Она оглядела пустой зал, подыскивая подходящий ответ, но ничего не придумала, что бы ему ответить, и продолжала молчать. «Что сказать? Когда выбиваюсь из режима, а это случается редко, то всегда вспоминаю, что я все-таки – женщина, и мне могут нравиться мужчины. И в них, оказывается, можно видеть не только коллег по службе и товарищей по оружию. Но в такие моменты любые мысли мне кажутся грешными, достойными лишь порицания и осуждения. И вообще что я здесь делаю, зачем сижу с этим человеком за одним столом и изнываю от мучительных сомнений?»

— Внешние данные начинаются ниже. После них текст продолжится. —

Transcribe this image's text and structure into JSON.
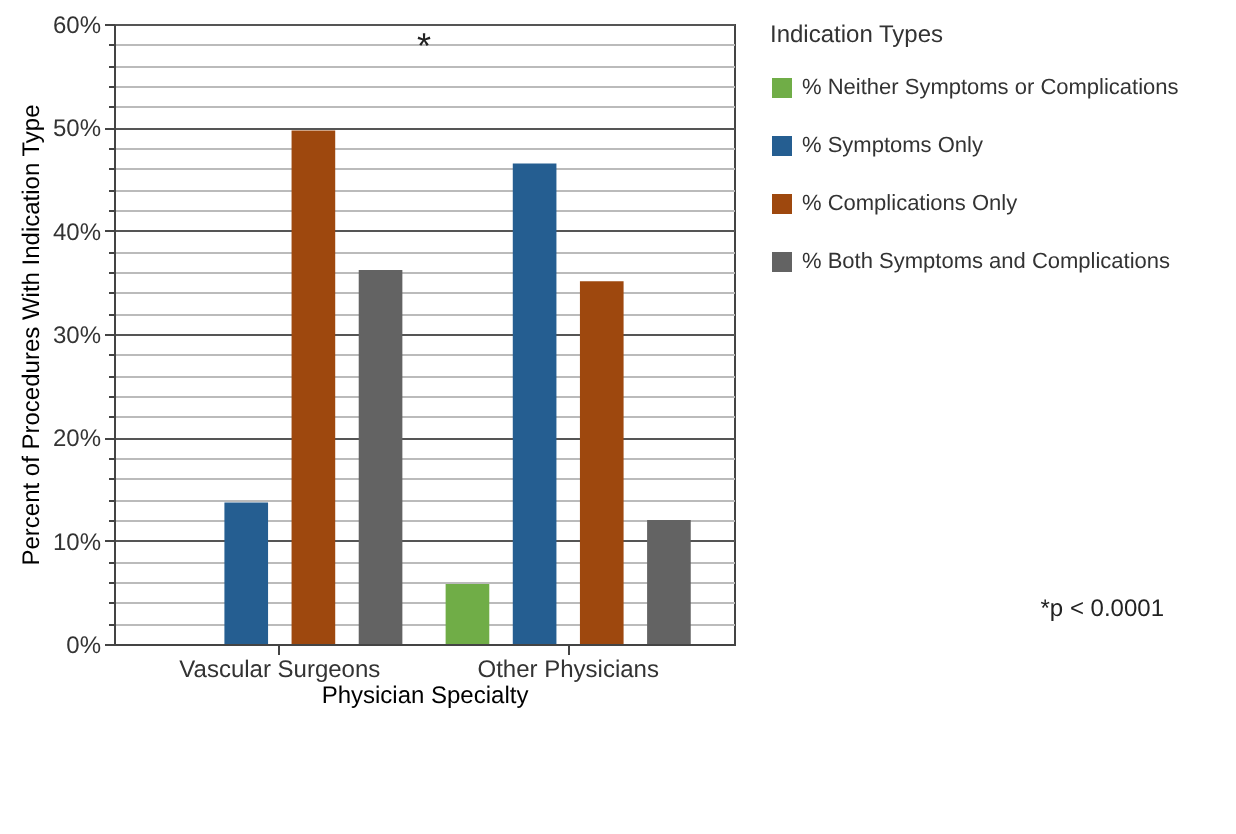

– Понятно, что тогда с вами случается. Успокойтесь, все нормально. Было бы гораздо хуже, если бы с вами ничего подобного не случалось, – сказал Андрей.
Гюзель ничего не поняла из сказанного, да и Андрей говорил скороговоркой. Он посматривал на часы, будто торопил время. Вдруг встал и требовательно протянул руку: «Ваши документы!»
Гюзель протянула паспорт, и он ушел, оставив кейс на столике. «Какой он все-таки легкомысленный, оставил все свое имущество незнакомой женщине», – подумала она раздраженно, но Андрей быстро возвратился, размахивая билетами, будто в руках у него оказались карты или счастливые лотерейные билеты с миллионным выигрышем. «Интересно, что бы я делала с этим кейсом, если бы он вообще не вернулся?» – подумала она. Вопрос остался без ответа.